Tous les niveaux de collectivités, intercommunalités, départements, régions, Parcs Naturels Régionaux, pays, se sont engagés pour la diffusion de l’information, en lien avec la société civile, les agriculteurs, les commerçants… Une sélection de sites sur notre espace numérique en témoigne. Cette profusion peut donner aujourd’hui une impression de confusion et d'empilement, en alourdissant les sollicitations auprès des producteurs au point que “nous avons des producteurs qui nous demandent d'être enlevés des sites de géoloc des offres car ils n'ont plus de produits en vente ou assez de clients pour les écouler. Surtout vrai pour légumes.” (agent de chambre régionale d’agriculture)
Des relations inédites ont été tissées. Par exemple, entre producteurs et consommateurs “mise en place de point de vente multi-producteurs dans les fermes. Aide des "consommateurs" pour l'organisation, la gestion” (association Lororico! Haute-Garonne).
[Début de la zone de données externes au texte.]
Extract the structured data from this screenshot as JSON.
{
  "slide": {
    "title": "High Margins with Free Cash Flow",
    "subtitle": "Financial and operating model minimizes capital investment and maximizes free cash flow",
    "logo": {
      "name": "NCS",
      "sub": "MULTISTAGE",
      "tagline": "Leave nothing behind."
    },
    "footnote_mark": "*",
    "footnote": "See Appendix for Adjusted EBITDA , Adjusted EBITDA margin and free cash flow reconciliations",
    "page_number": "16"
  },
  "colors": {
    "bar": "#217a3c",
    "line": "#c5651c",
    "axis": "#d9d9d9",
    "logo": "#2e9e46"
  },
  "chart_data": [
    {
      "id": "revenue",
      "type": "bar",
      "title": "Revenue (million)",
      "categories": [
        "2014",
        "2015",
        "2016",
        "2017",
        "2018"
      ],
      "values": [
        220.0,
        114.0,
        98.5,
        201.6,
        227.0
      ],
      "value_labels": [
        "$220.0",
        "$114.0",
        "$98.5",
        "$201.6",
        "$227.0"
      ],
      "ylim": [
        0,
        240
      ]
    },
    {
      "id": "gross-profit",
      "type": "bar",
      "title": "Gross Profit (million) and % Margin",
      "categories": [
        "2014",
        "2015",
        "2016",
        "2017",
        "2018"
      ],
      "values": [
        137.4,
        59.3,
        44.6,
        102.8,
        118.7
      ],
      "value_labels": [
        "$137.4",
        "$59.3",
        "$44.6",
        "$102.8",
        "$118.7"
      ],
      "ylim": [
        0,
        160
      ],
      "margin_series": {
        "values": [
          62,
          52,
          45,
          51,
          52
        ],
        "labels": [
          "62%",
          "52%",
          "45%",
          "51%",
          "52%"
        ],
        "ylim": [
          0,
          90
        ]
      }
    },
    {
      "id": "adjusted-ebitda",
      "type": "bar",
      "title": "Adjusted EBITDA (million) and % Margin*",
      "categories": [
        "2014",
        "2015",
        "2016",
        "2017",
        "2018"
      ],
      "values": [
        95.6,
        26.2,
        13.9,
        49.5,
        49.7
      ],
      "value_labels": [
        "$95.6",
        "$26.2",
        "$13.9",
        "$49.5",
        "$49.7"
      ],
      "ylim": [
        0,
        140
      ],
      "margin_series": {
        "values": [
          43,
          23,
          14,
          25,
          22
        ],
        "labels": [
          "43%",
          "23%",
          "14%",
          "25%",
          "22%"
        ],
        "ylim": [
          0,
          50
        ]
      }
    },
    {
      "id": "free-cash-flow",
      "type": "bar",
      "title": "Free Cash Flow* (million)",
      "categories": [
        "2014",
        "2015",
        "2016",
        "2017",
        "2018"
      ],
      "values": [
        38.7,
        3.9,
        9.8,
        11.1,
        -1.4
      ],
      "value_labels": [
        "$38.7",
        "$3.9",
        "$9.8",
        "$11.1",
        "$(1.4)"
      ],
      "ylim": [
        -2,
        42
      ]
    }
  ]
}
Des collaborations se sont également nouées entre producteurs et commerçants locaux, comme à la Croix Rousse citée ci-dessus, ou des GMS. Le texte diffusé sur Facebook par l'Intermarché Mirecourt est révélateur d’une volonté de nouer de nouvelles relations sans nier les divergences : “AVIS À TOUS LES PRODUCTEURS LOCAUX
Nous lançons un appel mais aussi une main tendue à tous les producteurs régionaux, locaux, prenez contact avec nous.... Nous ne travaillons peut-être pas ensemble habituellement mais aujourd'hui c'est l'occasion de le faire. [...] Nous ne pourrons peut-être pas tout acheter mais nous sommes à votre disposition, à votre écoute pour trouver une solution d'écoulement de votre marchandise. Alors n'hésitez pas, contactez nous, faites nous part de vos besoins et nous serons présents. Mettons de côtés nos différents et montrons à tous que nous sommes capables d'être solidaires et de trouver des solutions intelligentes pour tout le monde”.
Autre exemple avec le lycée agricole de Carpentras :
des clients curieux et surpris de trouver à l'entrée d'un lycée agricole une boutique avec autant de diversité en produits locaux
L’action de l’Etat et ses services est par contre interrogée : “ L'annonce faite par le ministre de l’agriculture [pour recruter de la main d'oeuvre temporaire dans l’agriculture] a suscité des émois. [...] Les agris veulent se protéger et leur famille, s'ils tombent malades, c'est l'entreprise qui risque d'être en péril ! Ils risquent de passer plus de temps à former du personnel pour une période très courte qu'à faire le travail eux-mêmes.
On voit bien que ce genre de choses devraient être prévues en amont de la crise, avec des lieux, structures adéquates, des encadrements, des consignes, …” (consommateur sur île d’Yeu).